You feel that same thing in all his books--in “The Sea Wolf,” and especially in “The Mutiny of the Elsinore”; the Nietzschean world-conqueror has conquered London’s imagination, in spite of his reason and his conscience. If I have written here with cruel frankness about the personal tragedies of his life, it is because I would not have posterity continue in the misunderstanding of which he complained in the case of “Martin Eden.” No, do not make that mistake about his life and its meaning; most certainly it is not a glorification of the red-blooded superman, trampling all things under his feet, gratifying his imperious desires. Rather is it a demonstration of the fact that the world-conquering superman, trampling all things under his feet and gratifying all his desires, commits suicide by swallowing laudanum at the age of forty, because pleasure and wealth and fame have turned to ashes on his lips. Jack’s friends say that the cause was a desire for two women at the same time; but I don’t believe that a mature, intellectual man will kill himself for such a reason, unless his moral forces have been sapped by years of self-indulgence.

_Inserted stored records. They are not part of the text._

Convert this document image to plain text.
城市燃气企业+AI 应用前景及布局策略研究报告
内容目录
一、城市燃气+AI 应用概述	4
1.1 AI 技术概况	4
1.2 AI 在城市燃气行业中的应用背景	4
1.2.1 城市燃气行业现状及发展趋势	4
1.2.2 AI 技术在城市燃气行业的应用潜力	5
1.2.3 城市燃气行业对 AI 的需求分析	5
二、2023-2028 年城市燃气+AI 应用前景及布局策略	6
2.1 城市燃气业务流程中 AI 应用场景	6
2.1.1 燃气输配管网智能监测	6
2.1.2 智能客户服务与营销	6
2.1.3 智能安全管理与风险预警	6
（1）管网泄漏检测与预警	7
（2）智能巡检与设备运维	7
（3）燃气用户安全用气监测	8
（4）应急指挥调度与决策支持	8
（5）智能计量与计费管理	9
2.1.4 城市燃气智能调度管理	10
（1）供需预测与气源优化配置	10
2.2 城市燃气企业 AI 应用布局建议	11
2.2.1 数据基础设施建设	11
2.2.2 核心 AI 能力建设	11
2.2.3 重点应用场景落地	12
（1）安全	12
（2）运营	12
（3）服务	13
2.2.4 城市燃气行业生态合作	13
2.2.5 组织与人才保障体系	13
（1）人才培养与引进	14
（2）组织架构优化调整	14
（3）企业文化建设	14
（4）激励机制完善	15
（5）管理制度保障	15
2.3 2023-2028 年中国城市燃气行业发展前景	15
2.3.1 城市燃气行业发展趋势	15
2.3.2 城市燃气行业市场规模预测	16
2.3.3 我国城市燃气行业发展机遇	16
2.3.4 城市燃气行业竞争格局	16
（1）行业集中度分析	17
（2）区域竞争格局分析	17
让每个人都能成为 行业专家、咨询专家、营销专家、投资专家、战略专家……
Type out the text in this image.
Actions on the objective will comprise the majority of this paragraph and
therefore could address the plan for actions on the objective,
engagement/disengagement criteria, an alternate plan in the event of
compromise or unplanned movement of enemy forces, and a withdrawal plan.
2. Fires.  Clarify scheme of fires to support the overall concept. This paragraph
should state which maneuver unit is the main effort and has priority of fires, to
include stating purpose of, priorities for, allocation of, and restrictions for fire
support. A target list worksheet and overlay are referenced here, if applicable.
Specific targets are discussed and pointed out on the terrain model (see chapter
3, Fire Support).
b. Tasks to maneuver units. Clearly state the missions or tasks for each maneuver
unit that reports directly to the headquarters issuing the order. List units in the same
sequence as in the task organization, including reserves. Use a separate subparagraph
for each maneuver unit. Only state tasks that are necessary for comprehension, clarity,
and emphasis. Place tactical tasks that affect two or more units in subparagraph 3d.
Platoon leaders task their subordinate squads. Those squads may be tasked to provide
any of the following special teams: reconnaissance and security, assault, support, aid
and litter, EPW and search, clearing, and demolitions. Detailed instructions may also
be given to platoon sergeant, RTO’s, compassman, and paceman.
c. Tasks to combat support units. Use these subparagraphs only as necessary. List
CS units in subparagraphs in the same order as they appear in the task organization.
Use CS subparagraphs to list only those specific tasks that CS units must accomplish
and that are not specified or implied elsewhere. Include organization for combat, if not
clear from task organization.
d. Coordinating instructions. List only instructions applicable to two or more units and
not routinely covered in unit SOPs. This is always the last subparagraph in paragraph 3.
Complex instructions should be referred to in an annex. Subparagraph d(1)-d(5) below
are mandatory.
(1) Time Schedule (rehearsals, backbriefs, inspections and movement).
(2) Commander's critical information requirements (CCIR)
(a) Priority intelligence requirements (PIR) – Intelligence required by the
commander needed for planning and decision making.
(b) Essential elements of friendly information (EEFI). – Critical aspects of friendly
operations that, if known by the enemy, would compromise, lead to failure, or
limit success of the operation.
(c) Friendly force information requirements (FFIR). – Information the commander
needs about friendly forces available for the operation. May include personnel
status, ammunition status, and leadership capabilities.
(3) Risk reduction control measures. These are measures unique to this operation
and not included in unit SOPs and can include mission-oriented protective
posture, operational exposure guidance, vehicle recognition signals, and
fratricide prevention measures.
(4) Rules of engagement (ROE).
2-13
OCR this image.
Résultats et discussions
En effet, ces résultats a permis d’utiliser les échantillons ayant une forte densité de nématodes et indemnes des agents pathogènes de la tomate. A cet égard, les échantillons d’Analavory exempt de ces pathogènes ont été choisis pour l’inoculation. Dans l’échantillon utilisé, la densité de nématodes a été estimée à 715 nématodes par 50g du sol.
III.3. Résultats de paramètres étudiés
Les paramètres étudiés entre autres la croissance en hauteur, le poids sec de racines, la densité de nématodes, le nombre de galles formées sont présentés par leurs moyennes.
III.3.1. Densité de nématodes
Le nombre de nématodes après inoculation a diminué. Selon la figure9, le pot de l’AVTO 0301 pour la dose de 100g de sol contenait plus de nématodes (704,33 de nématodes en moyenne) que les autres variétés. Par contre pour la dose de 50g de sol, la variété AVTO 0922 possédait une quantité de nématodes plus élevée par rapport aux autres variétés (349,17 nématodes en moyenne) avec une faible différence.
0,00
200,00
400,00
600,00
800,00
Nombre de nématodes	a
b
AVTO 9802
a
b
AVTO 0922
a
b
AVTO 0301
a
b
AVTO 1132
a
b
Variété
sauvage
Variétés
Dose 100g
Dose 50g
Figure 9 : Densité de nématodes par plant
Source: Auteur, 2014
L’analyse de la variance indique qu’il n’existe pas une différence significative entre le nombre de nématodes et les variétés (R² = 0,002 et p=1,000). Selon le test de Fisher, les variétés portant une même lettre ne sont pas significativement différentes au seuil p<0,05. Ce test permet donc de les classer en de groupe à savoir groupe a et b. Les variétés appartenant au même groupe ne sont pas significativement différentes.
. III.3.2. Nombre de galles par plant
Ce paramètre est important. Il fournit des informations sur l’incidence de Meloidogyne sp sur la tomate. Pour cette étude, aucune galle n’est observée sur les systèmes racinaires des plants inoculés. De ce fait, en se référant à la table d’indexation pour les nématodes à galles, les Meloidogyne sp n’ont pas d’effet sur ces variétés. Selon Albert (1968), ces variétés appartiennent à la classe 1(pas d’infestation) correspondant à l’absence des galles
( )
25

It was the “Martin Eden” ending, which had haunted Jack London all his life, and which in the end he made a reality. What a shame, and what a tragedy to our literature, that capitalist America, the philosophy of individualist greed and selfishness, should have stolen away the soul of this man, with all his supreme and priceless gifts! He had seen so clearly our vision of fellowship and social justice--how clearly, let him tell you in his own words, the last words he wrote upon ethical matters:

He, who by understanding becomes converted to the gospel of service, will serve truth to confute liars and make them truth-tellers; will serve kindness so that brutality will perish; will serve beauty to the erasement of all that is not beautiful. And he who is strong will serve the weak that they may become strong. He will devote his strength not to the debasement and defilement of his weaker fellows, but to the making of opportunity for them to make themselves into men rather than into slaves and beasts.

These words are from “The Cry for Justice,” “this humanist Holy Book,” as London called it. Such words, and actions based upon them, make precious his memory, and will preserve it as long as anything in American literature is preserved. Perhaps the best thing I can add to this chapter is a statement of what I personally owed to him--the utmost one writer can owe to another. When he was at the height of his fame, and I was unknown, I sent him proofs of “The Jungle,” explaining that I had been unable to find a publisher, and wished to raise money to publish the book myself. There are many jealousies in the literary world; some who win its laurels by bitter struggle are not eager to raise up rivals. But Jack was not one of these; he wrote a letter about the book, hailing it as “The ‘Uncle Tom’s Cabin’ of Wage Slavery,” and rallying the Socialist movement as by a bugle-call to its support. If that book went all over the world, it was Jack London’s push that started it; and I am only one of a score of authors who might tell the same story of generous and eager support.